Kebanyakan inhibitor asam adalah senyawa organik yang mengandung nitrogen, sulfur dan / atau oksigen dalam molekul senyawa organik tersebut. Reaksi penghambatan ini disebabkan adanya pembentukan film perlindungan pada permukaan logam yang menghalangi logam dari senyawa korosif yang ada dalam larutan (M. A. Abu-Dalo, 2012).
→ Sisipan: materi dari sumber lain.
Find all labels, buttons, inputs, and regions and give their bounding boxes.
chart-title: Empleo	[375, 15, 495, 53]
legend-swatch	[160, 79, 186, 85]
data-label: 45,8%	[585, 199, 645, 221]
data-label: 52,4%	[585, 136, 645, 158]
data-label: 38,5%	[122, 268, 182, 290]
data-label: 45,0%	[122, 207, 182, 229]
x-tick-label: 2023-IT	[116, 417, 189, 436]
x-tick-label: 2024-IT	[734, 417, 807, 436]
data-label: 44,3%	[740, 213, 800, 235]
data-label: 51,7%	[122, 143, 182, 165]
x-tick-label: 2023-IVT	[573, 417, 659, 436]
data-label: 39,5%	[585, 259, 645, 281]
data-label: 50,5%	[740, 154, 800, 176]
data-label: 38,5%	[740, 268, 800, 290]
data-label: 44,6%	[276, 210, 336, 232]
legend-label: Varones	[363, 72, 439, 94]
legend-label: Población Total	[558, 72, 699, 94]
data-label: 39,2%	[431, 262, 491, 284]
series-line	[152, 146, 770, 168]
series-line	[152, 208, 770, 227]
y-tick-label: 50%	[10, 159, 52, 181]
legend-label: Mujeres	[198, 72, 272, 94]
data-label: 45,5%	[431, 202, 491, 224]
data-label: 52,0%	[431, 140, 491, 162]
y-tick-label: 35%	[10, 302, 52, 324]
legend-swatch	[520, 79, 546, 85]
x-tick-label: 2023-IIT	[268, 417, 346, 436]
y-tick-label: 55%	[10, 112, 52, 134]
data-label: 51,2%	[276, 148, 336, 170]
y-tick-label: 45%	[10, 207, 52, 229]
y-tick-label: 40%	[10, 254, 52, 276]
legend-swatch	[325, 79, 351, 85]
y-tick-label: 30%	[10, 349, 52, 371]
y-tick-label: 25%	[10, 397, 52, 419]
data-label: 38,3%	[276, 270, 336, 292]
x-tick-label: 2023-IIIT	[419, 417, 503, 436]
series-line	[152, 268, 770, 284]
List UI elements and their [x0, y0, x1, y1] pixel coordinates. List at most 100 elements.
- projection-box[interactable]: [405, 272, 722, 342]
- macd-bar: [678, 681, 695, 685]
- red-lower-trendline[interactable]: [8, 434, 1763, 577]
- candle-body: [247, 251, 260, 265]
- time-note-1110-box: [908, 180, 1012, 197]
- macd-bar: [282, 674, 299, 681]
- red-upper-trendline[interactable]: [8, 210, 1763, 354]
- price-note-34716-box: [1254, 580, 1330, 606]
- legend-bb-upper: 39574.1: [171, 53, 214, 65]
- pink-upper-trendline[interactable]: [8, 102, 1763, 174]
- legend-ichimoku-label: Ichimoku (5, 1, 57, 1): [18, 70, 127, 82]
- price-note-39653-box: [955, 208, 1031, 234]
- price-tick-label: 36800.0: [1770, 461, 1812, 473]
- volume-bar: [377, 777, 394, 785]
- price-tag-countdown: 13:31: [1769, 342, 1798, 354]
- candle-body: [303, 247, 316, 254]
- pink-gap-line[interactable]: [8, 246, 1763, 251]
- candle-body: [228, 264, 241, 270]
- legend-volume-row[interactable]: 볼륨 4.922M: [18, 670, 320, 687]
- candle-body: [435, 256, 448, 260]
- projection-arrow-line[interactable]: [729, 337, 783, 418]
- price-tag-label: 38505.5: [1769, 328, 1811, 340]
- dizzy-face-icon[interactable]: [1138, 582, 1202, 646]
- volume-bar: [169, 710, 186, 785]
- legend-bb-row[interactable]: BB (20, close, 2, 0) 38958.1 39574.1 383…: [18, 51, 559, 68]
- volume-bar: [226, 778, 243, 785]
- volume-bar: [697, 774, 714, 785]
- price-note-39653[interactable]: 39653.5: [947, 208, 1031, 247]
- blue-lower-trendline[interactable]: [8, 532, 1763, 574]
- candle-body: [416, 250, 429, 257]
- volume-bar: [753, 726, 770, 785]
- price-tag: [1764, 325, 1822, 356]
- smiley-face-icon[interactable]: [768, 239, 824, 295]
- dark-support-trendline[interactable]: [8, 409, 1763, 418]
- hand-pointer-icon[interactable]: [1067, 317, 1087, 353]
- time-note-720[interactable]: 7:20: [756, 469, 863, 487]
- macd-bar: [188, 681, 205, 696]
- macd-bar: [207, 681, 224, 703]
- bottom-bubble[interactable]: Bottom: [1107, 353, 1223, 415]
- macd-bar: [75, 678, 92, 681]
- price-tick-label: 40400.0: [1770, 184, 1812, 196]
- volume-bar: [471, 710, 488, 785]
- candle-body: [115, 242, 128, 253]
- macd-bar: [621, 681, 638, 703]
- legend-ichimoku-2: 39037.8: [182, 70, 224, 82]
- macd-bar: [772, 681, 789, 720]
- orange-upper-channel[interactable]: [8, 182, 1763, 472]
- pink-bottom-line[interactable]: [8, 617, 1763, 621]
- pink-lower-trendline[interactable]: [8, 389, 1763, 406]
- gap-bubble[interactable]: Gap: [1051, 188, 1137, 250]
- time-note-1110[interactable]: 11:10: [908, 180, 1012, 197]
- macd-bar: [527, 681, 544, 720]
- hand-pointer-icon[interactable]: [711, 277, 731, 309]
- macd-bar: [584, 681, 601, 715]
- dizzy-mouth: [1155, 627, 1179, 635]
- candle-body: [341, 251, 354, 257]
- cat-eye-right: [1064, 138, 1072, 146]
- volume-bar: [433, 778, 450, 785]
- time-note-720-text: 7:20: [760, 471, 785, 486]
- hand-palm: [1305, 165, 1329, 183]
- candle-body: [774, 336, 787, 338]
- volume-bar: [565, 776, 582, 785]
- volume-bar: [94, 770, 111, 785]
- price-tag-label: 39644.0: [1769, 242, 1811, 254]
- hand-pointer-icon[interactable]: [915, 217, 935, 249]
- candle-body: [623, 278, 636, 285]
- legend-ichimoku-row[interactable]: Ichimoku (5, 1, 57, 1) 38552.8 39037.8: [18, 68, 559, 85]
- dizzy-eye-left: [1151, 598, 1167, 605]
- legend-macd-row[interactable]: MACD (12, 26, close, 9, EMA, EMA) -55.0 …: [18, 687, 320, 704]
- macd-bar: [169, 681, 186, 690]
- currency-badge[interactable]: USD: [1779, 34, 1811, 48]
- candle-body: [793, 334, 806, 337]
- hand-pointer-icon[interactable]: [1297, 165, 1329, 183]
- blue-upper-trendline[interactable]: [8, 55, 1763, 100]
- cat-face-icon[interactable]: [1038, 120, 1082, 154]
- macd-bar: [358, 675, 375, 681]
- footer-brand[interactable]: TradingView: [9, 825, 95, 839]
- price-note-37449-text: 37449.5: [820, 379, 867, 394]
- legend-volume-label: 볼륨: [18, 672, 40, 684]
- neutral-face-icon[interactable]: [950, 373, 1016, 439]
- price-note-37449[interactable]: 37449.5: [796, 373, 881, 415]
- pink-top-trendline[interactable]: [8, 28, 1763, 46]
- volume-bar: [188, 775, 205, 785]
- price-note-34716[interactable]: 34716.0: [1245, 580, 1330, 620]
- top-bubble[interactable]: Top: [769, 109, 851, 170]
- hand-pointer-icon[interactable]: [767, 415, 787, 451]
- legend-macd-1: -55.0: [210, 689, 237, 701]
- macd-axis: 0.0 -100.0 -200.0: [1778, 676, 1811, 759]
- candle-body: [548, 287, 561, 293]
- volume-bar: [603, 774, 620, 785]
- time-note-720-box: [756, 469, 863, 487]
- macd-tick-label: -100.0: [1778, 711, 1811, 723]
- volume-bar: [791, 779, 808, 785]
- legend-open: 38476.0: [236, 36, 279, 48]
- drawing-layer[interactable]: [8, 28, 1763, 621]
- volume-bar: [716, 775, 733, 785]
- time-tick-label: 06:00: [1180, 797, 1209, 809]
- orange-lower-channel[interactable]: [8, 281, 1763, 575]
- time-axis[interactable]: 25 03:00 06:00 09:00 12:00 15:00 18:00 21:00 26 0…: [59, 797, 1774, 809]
Sejumlah besar studi ilmiah telah didedikasikan untuk korosi baja ringan dan penggunaan senyawa organik sebagai inhibitor korosi dalam media asam. Karena sebagian besar inhibitor sintetis organik ini mahal dan tidak ramah lingkungan. Investigasi dan evaluasi zat alami (inhibitor organik) terus mendapat perhatian karena kehadiran atom hetero seperti nitrogen, sulfur dan oksigen dalam struktur mereka. Banyak peneliti memeriksa berbagai zat alami sebagai inhibitor korosi untuk logam yang berbeda di berbagai lingkungan (M. A. Abu-Dalo, 2012).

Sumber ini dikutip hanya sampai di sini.